Impactos no futuro da política migratória

A decisão de Trump gerou confusão no ICE e pode limitar o escopo de sua prometida “maior operação de deportação da história”. A exclusão de fazendas e hotéis — que empregam milhões de imigrantes — reduz o impacto prático da operação e revela a contradição entre discurso eleitoral e realidade econômica.

A relutância em atacar setores críticos para sua base também levanta dúvidas sobre como Trump pretende implementar suas promessas, especialmente com protestos crescentes e oposição legal se acumulando nos tribunais.
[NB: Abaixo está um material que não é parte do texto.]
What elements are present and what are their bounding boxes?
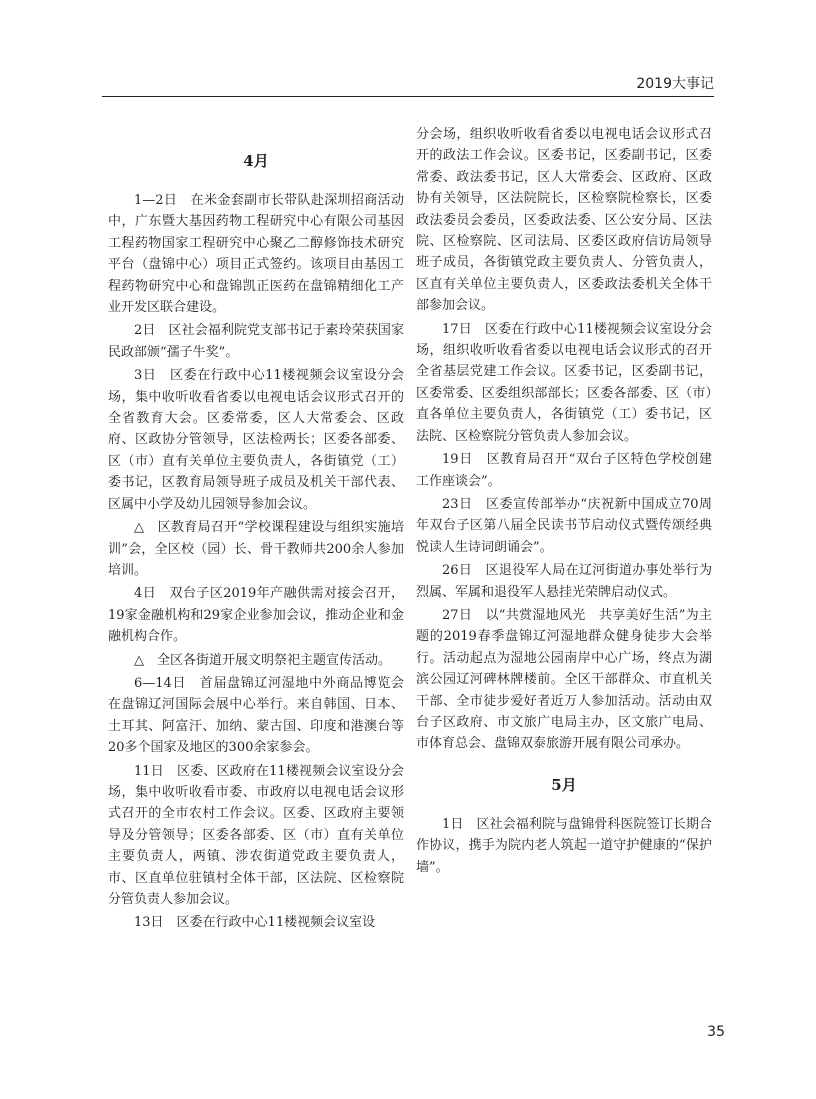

Por ora, enquanto a retórica nas redes sociais persiste, trabalhadores imigrantes seguem nos campos — com medo, mas ainda em atividade. “Se as batidas continuarem, haverá frutas apodrecendo nas plantações”, alerta Romero. “E preços mais altos nos mercados.”

“Mostre, não diga”

A frase de Teresa Romero resume o sentimento de muitos defensores dos direitos dos imigrantes: não basta publicar uma mensagem branda nas redes sociais. Se Trump de fato pretende proteger setores essenciais da economia — e os trabalhadores que os mantêm —, precisa transformar palavras em ordens claras e permanentes.

Enquanto isso não acontece, milhares de famílias imigrantes continuam vivendo sob a ameaça diária de serem separadas, deportadas e esquecidas — mesmo sendo, como o próprio presidente reconheceu, “trabalhadores muito bons e de longa data”.